Rebuilding Place in the Urban Space

"A community’s physical form, rather than its land uses, is its most intrinsic and enduring characteristic." [Katz, EPA] This blog focuses on place and placemaking and all that makes it work--historic preservation, urban design, transportation, asset-based community development, arts & cultural development, commercial district revitalization, tourism & destination development, and quality of life advocacy--along with doses of civic engagement and good governance watchdogging.

Friday, December 09, 2016

Two articles on federal agencies: FEMA and the National Park Service

1.  There is a great article on FEMA in the current issue of Governing Magazine, "FEMA's Plan to Make States Pay More for Disasters," about how the director, Craig Fugate, has been working at reorienting the agency, understanding why people may not evacuate and respond accordingly (people didn't want to leave their pets, which they weren't supposed to evacuate), and increasing the "deductible" that states and localities should pay towards disaster response based on how proactive those communities have been in shaping land use, building codes, and other practices around resiliency.
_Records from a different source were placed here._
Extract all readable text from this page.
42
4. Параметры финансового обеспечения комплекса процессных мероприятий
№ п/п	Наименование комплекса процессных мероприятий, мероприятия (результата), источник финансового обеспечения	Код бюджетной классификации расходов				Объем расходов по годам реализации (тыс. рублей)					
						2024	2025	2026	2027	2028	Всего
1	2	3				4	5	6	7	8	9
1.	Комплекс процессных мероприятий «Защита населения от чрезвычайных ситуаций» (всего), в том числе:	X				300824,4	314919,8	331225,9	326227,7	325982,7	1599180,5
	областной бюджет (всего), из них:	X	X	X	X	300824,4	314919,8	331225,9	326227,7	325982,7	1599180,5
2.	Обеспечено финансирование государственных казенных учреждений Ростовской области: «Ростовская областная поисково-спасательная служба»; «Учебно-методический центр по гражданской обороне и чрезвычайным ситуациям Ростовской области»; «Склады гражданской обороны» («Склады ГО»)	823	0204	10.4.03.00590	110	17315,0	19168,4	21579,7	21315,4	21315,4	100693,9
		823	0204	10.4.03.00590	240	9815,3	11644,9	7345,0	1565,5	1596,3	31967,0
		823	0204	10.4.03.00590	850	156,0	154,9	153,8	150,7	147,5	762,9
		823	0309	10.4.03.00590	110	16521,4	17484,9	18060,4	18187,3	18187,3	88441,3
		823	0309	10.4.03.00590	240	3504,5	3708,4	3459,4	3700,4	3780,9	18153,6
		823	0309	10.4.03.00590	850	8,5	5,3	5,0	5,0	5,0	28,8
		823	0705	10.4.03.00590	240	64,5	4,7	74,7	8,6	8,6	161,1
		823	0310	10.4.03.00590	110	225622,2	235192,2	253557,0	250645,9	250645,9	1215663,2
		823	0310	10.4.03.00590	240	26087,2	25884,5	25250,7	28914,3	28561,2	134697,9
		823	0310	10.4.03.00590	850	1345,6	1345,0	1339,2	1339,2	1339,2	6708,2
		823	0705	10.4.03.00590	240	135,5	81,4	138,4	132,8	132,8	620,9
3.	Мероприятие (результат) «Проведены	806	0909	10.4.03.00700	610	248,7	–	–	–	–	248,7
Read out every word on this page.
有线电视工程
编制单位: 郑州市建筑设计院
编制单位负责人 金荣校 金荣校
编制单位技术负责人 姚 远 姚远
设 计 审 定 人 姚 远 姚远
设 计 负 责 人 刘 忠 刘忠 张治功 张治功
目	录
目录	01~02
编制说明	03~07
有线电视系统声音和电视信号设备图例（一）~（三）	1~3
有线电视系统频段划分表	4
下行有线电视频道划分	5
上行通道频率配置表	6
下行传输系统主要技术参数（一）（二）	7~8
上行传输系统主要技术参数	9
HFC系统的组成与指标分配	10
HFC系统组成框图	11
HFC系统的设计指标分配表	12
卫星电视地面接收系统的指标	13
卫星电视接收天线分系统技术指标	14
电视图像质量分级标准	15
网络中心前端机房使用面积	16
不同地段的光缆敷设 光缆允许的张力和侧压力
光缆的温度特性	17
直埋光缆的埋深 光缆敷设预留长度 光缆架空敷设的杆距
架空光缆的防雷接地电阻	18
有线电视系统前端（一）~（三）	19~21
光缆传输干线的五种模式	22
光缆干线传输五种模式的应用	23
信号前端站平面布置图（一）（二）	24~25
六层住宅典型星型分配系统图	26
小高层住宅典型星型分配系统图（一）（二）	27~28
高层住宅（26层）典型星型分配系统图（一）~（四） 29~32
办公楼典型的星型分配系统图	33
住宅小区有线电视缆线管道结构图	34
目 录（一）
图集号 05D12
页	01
The story lays out a great model for how government agencies need to reorient and can be capable of doing so.
National Park Service marketing billboard.

2. In the past I used to be particularly critical of the National Park Service because it runs a number of parks in DC that are locally serving, not "national" in their mission, and for the most part the facilities do not operate at best practice level.

 For example, while the Trust for Public Land's methodology for rating city park systems always ranks DC highly because of the amount of federal land they count towards serving local residents ("How surveys based on gross data can be very misleading: DC and parks"), no credible parks planning expert would claim that DC's system of locally serving parks is an example of national best practice.

Nonetheless, I've come to appreciate the reality that the National Park Service has an almost impossible job as it relates to their management of parks in the DC area, even though they aren't really set up to run these kinds of urban, locally-serving parks, because:

  • They are required to follow the National Environmental Policy Act to the letter, and it is a detailed and incredibly long and expensive process, and it has to be performed for any and all projects, regardless of significance, cost, etc.
  • All of their overseers -- the 535 Members of Congress, the President and Vice President, the leadership of the Department of Interior, and the leadership of the National Park Service -- are all local, putting anything and everything they do under hyper-scrutiny and subject to grandstanding, review, etc. It makes them "cautious."
  • They are underfunded, significantly ("National Park Service turns 100, but facilities not being kept up," Columbus Dispatch).
  • For the most part, Congress is no longer interested in investing in federal monuments, parks, historic sites, and cultural facilities in Washington, DC ("Neglected National Mall languishes," Associated Press). Instead they'd rather use whatever money they can get on projects in their home districts and states. This accentuates the general problem of underfunding.

As an example of the first point, NPS just released new guidelines for dog access at the Golden Gate National Recreation Area in San Francisco ("Final dog-management plan for GGNRA has owners growling," San Francisco Chronicle).

Technically, dogs aren't allowed off leash in national parks, and in most national parks, dogs aren't allowed, but dogs have been allowed in certain GGNRA facilities, and off leash too.

When trying to enforce the regulation, which was challenged by people who got tickets, the Courts required the NPS to acknowledge they had been applying the regulation inconsistently and they needed to develop a consistent policy.

That required a Federal Environmental Impact Study which has taken over a decade, and is more than 1,200 pages long.  This comment response document is almost 400 pages.  Economic analysis document, 72 pages.

JUST FOR DOGS!

That puts into perspective how difficult it can be for the National Park Service to act.